Lady Seravine, the matron of the House, welcomed Rosa with calm eyes.
"You are neither condemned nor blessed here," she said. "Only unfinished. We refine what heaven rejects."
Lessons began at once: how to weave light into blades, how to sing hymns that soothe or command, how to balance divine Qi with mortal breath. Rosa excelled—but each success left a taste of iron on her tongue.
At night she woke thirsty, trembling. Once she caught herself staring at a fellow acolyte's wrist, hearing blood move under skin like music. She prayed until dawn.
The Blood Moon Vision
On the seventh night, as the Blood Moon climbed above the cathedral dome, she felt the second heartbeat again. The pool outside shimmered darkly, its surface fracturing into countless tiny mirrors. One fragment lifted, floating before her face.
Inside it, the reflection was not her own.A boy stood among spider lilies, white-haired, crimson-eyed, a faint scar glowing on his chest.
"Ketsuraku…" she whispered, the name rising unbidden from memory she should not have.
The mirror vibrated. The scent of iron filled the air. Behind the boy, a vast river flowed red beneath a black carnival sky. A jester's laughter echoed faintly.
The fragment cracked, and a single drop of blood rolled from its edge into the pool. When it touched the water, the lilies turned scarlet again.
Rosa pressed a hand to her heart.
"The river remembers," she murmured.
The Archon's Summons
At dawn, bells rang across the Holy City.
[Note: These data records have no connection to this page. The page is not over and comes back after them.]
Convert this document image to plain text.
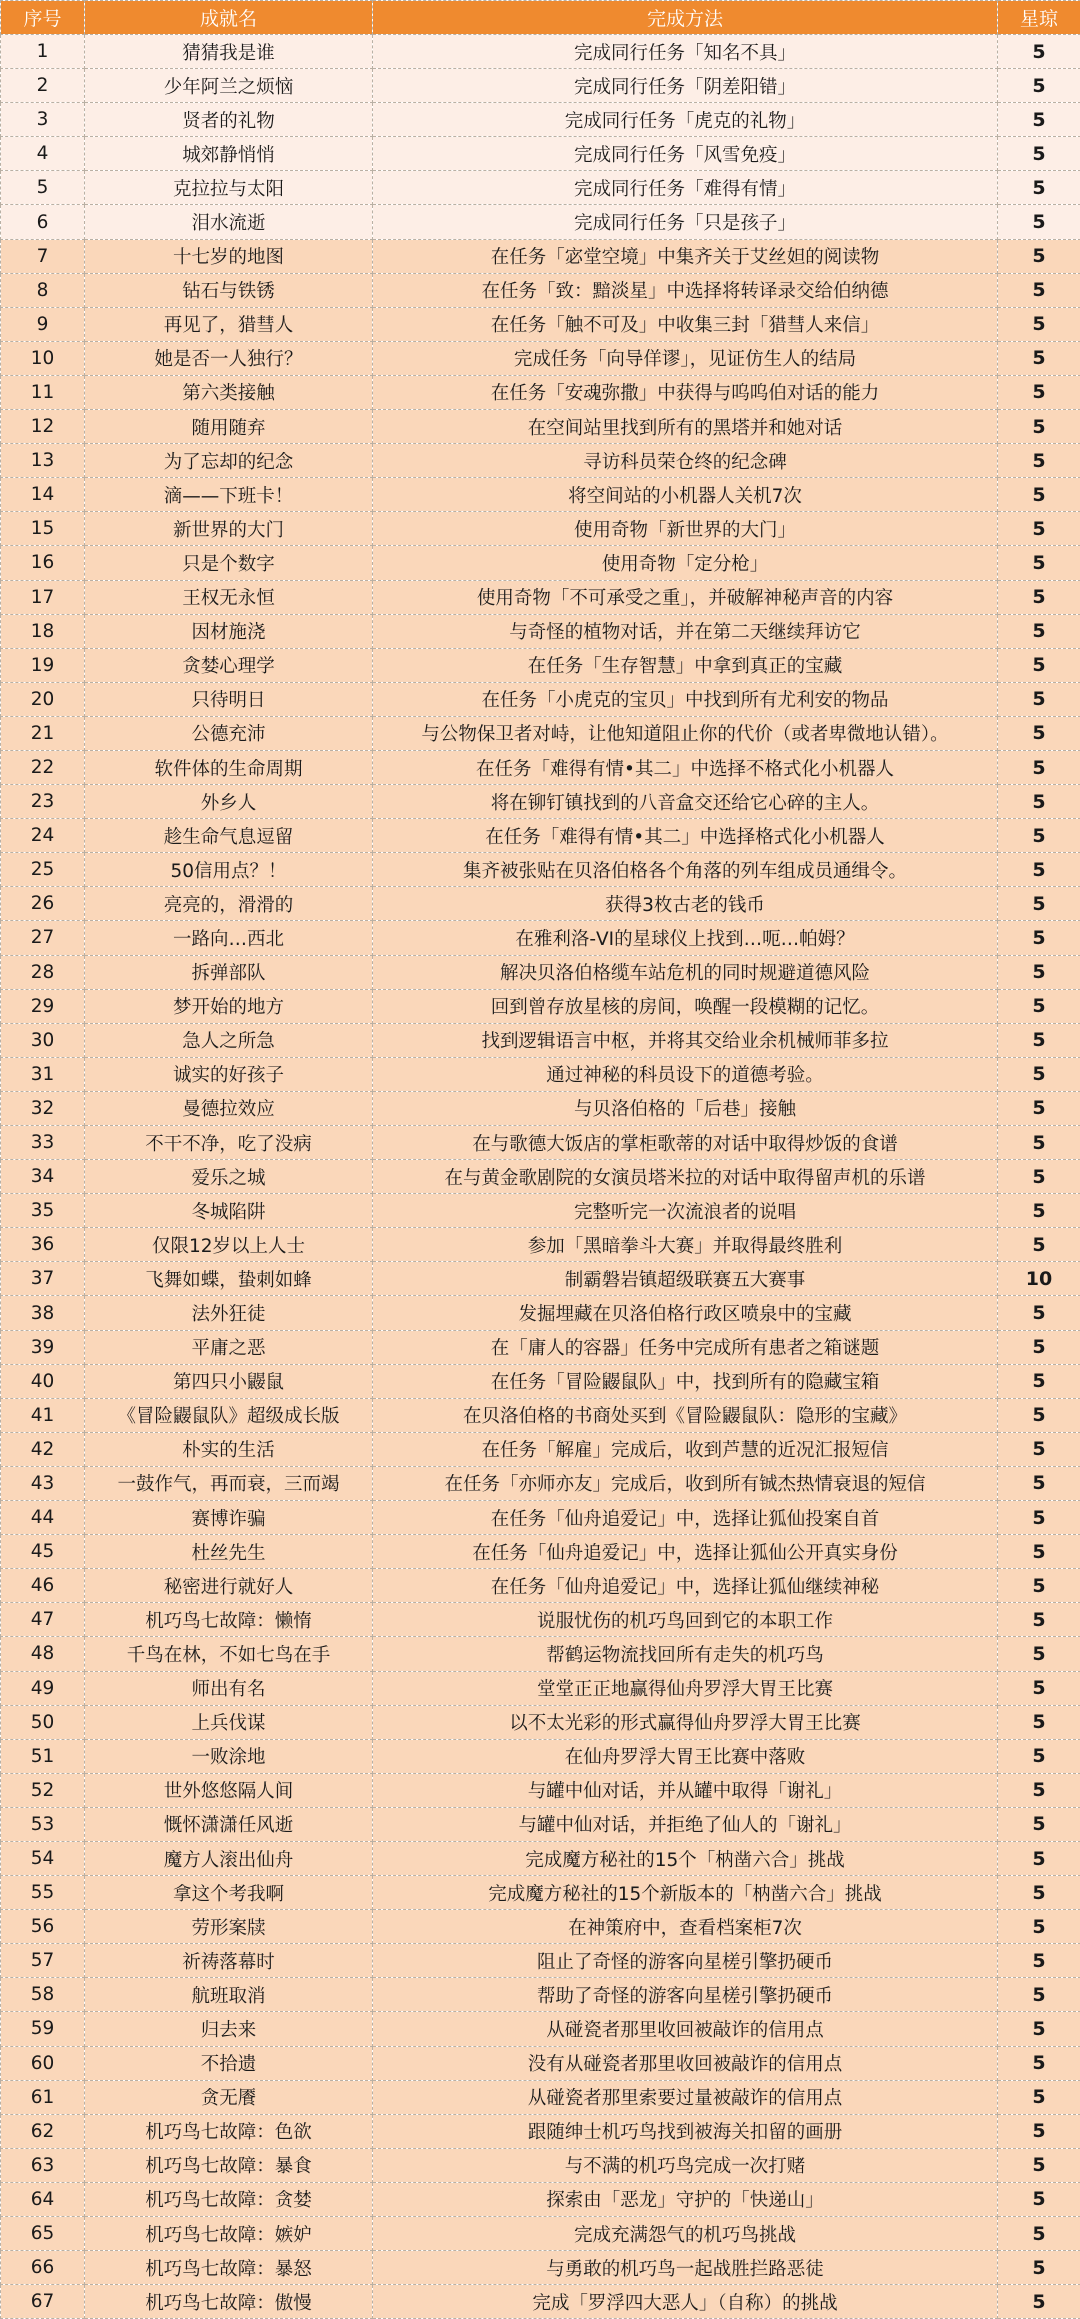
序号	成就名	完成方法	星琼
1	猜猜我是谁	完成同行任务「知名不具」	5
2	少年阿兰之烦恼	完成同行任务「阴差阳错」	5
3	贤者的礼物	完成同行任务「虎克的礼物」	5
4	城郊静悄悄	完成同行任务「风雪免疫」	5
5	克拉拉与太阳	完成同行任务「难得有情」	5
6	泪水流逝	完成同行任务「只是孩子」	5
7	十七岁的地图	在任务「宓堂空境」中集齐关于艾丝妲的阅读物	5
8	钻石与铁锈	在任务「致：黯淡星」中选择将转译录交给伯纳德	5
9	再见了，猎彗人	在任务「触不可及」中收集三封「猎彗人来信」	5
10	她是否一人独行？	完成任务「向导佯谬」，见证仿生人的结局	5
11	第六类接触	在任务「安魂弥撒」中获得与呜呜伯对话的能力	5
12	随用随弃	在空间站里找到所有的黑塔并和她对话	5
13	为了忘却的纪念	寻访科员荣仓终的纪念碑	5
14	滴——下班卡！	将空间站的小机器人关机7次	5
15	新世界的大门	使用奇物「新世界的大门」	5
16	只是个数字	使用奇物「定分枪」	5
17	王权无永恒	使用奇物「不可承受之重」，并破解神秘声音的内容	5
18	因材施浇	与奇怪的植物对话，并在第二天继续拜访它	5
19	贪婪心理学	在任务「生存智慧」中拿到真正的宝藏	5
20	只待明日	在任务「小虎克的宝贝」中找到所有尤利安的物品	5
21	公德充沛	与公物保卫者对峙，让他知道阻止你的代价（或者卑微地认错）。	5
22	软件体的生命周期	在任务「难得有情•其二」中选择不格式化小机器人	5
23	外乡人	将在铆钉镇找到的八音盒交还给它心碎的主人。	5
24	趁生命气息逗留	在任务「难得有情•其二」中选择格式化小机器人	5
25	50信用点？！	集齐被张贴在贝洛伯格各个角落的列车组成员通缉令。	5
26	亮亮的，滑滑的	获得3枚古老的钱币	5
27	一路向…西北	在雅利洛-VI的星球仪上找到…呃…帕姆？	5
28	拆弹部队	解决贝洛伯格缆车站危机的同时规避道德风险	5
29	梦开始的地方	回到曾存放星核的房间，唤醒一段模糊的记忆。	5
30	急人之所急	找到逻辑语言中枢，并将其交给业余机械师菲多拉	5
31	诚实的好孩子	通过神秘的科员设下的道德考验。	5
32	曼德拉效应	与贝洛伯格的「后巷」接触	5
33	不干不净，吃了没病	在与歌德大饭店的掌柜歌蒂的对话中取得炒饭的食谱	5
34	爱乐之城	在与黄金歌剧院的女演员塔米拉的对话中取得留声机的乐谱	5
35	冬城陷阱	完整听完一次流浪者的说唱	5
36	仅限12岁以上人士	参加「黑暗拳斗大赛」并取得最终胜利	5
37	飞舞如蝶，蛰刺如蜂	制霸磐岩镇超级联赛五大赛事	10
38	法外狂徒	发掘埋藏在贝洛伯格行政区喷泉中的宝藏	5
39	平庸之恶	在「庸人的容器」任务中完成所有患者之箱谜题	5
40	第四只小鼹鼠	在任务「冒险鼹鼠队」中，找到所有的隐藏宝箱	5
41	《冒险鼹鼠队》超级成长版	在贝洛伯格的书商处买到《冒险鼹鼠队：隐形的宝藏》	5
42	朴实的生活	在任务「解雇」完成后，收到芦慧的近况汇报短信	5
43	一鼓作气，再而衰，三而竭	在任务「亦师亦友」完成后，收到所有铖杰热情衰退的短信	5
44	赛博诈骗	在任务「仙舟追爱记」中，选择让狐仙投案自首	5
45	杜丝先生	在任务「仙舟追爱记」中，选择让狐仙公开真实身份	5
46	秘密进行就好人	在任务「仙舟追爱记」中，选择让狐仙继续神秘	5
47	机巧鸟七故障：懒惰	说服忧伤的机巧鸟回到它的本职工作	5
48	千鸟在林，不如七鸟在手	帮鹤运物流找回所有走失的机巧鸟	5
49	师出有名	堂堂正正地赢得仙舟罗浮大胃王比赛	5
50	上兵伐谋	以不太光彩的形式赢得仙舟罗浮大胃王比赛	5
51	一败涂地	在仙舟罗浮大胃王比赛中落败	5
52	世外悠悠隔人间	与罐中仙对话，并从罐中取得「谢礼」	5
53	慨怀潇潇任风逝	与罐中仙对话，并拒绝了仙人的「谢礼」	5
54	魔方人滚出仙舟	完成魔方秘社的15个「枘凿六合」挑战	5
55	拿这个考我啊	完成魔方秘社的15个新版本的「枘凿六合」挑战	5
56	劳形案牍	在神策府中，查看档案柜7次	5
57	祈祷落幕时	阻止了奇怪的游客向星槎引擎扔硬币	5
58	航班取消	帮助了奇怪的游客向星槎引擎扔硬币	5
59	归去来	从碰瓷者那里收回被敲诈的信用点	5
60	不拾遗	没有从碰瓷者那里收回被敲诈的信用点	5
61	贪无餍	从碰瓷者那里索要过量被敲诈的信用点	5
62	机巧鸟七故障：色欲	跟随绅士机巧鸟找到被海关扣留的画册	5
63	机巧鸟七故障：暴食	与不满的机巧鸟完成一次打赌	5
64	机巧鸟七故障：贪婪	探索由「恶龙」守护的「快递山」	5
65	机巧鸟七故障：嫉妒	完成充满怨气的机巧鸟挑战	5
66	机巧鸟七故障：暴怒	与勇敢的机巧鸟一起战胜拦路恶徒	5
67	机巧鸟七故障：傲慢	完成「罗浮四大恶人」（自称）的挑战	5
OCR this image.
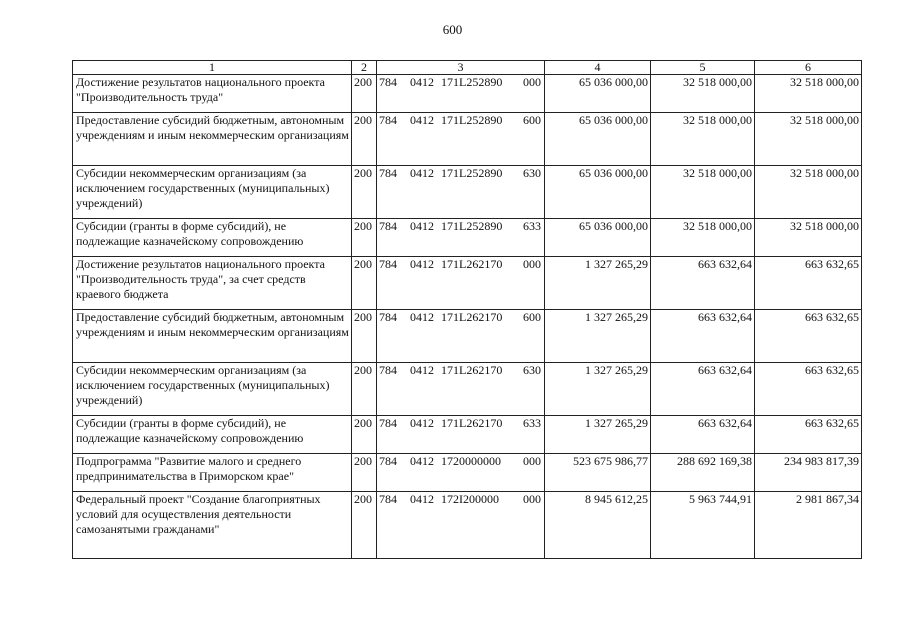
600
1	2	3	4	5	6
Достижение результатов национального проекта "Производительность труда"	200	784 0412 171L252890 000	65 036 000,00	32 518 000,00	32 518 000,00
Предоставление субсидий бюджетным, автономным учреждениям и иным некоммерческим организациям	200	784 0412 171L252890 600	65 036 000,00	32 518 000,00	32 518 000,00
Субсидии некоммерческим организациям (за исключением государственных (муниципальных) учреждений)	200	784 0412 171L252890 630	65 036 000,00	32 518 000,00	32 518 000,00
Субсидии (гранты в форме субсидий), не подлежащие казначейскому сопровождению	200	784 0412 171L252890 633	65 036 000,00	32 518 000,00	32 518 000,00
Достижение результатов национального проекта "Производительность труда", за счет средств краевого бюджета	200	784 0412 171L262170 000	1 327 265,29	663 632,64	663 632,65
Предоставление субсидий бюджетным, автономным учреждениям и иным некоммерческим организациям	200	784 0412 171L262170 600	1 327 265,29	663 632,64	663 632,65
Субсидии некоммерческим организациям (за исключением государственных (муниципальных) учреждений)	200	784 0412 171L262170 630	1 327 265,29	663 632,64	663 632,65
Субсидии (гранты в форме субсидий), не подлежащие казначейскому сопровождению	200	784 0412 171L262170 633	1 327 265,29	663 632,64	663 632,65
Подпрограмма "Развитие малого и среднего предпринимательства в Приморском крае"	200	784 0412 1720000000 000	523 675 986,77	288 692 169,38	234 983 817,39
Федеральный проект "Создание благоприятных условий для осуществления деятельности самозанятыми гражданами"	200	784 0412 172I200000 000	8 945 612,25	5 963 744,91	2 981 867,34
Rosa was summoned to the Archon of Lunaris—a figure robed in star-white, face hidden by light.
"You felt it," the Archon said, voice neither male nor female."The pulse that crosses worlds."
Rosa bowed. "It was him."
"The Blood Elf of the lower towers. The one the mirror named Sanguis."
A pause, heavy as prophecy.
"You share a current. The gods stir because of it. Guard your heart, Seraphiel. If river and heaven join, the chain between realms will break."
She raised her head, eyes bright.
"Then perhaps the chain should break."
The Archon's light dimmed for a moment. "Such words are how angels fall."
"Then I have already fallen," she said quietly.
The Whisper of the River
That night she stood again by the crimson pool. Her reflection flickered between light and shadow. Her fangs—small, delicate—caught the moonlight.
Somewhere far below the clouds, another heartbeat answered hers. The water rippled; faint red code drifted across its surface like glowing runes.
Hel's voice flowed through it, calm and sorrowful.
"You were reborn from his blood. Two streams of one river. When the currents meet, the worlds will bleed or bloom."
Rosa knelt, fingers brushing the surface.
"Then let them bloom."
The water shimmered. A single crimson feather detached from her lowest wing and drifted onto the pool. It did not sink; it glowed, forming a trail of light that pointed toward the horizon—toward the distant towers of Lunaris Academy.
Epilogue of the Bloom
In the depths of the academy far below, Ketsuraku stirred in his sleep. The mark on his wrist flared once, and the faint scent of roses filled his room. He opened his eyes to see a feather of light resting on the windowsill before dissolving into mist.
He smiled faintly.
"So you're still chasing the moon."
Above the clouds, Rosa watched the same moon and whispered,
"And you're still rewriting it."
The Blood Moon shone between them, one world apart yet bound by the same river.The flowers in both realms bloomed red.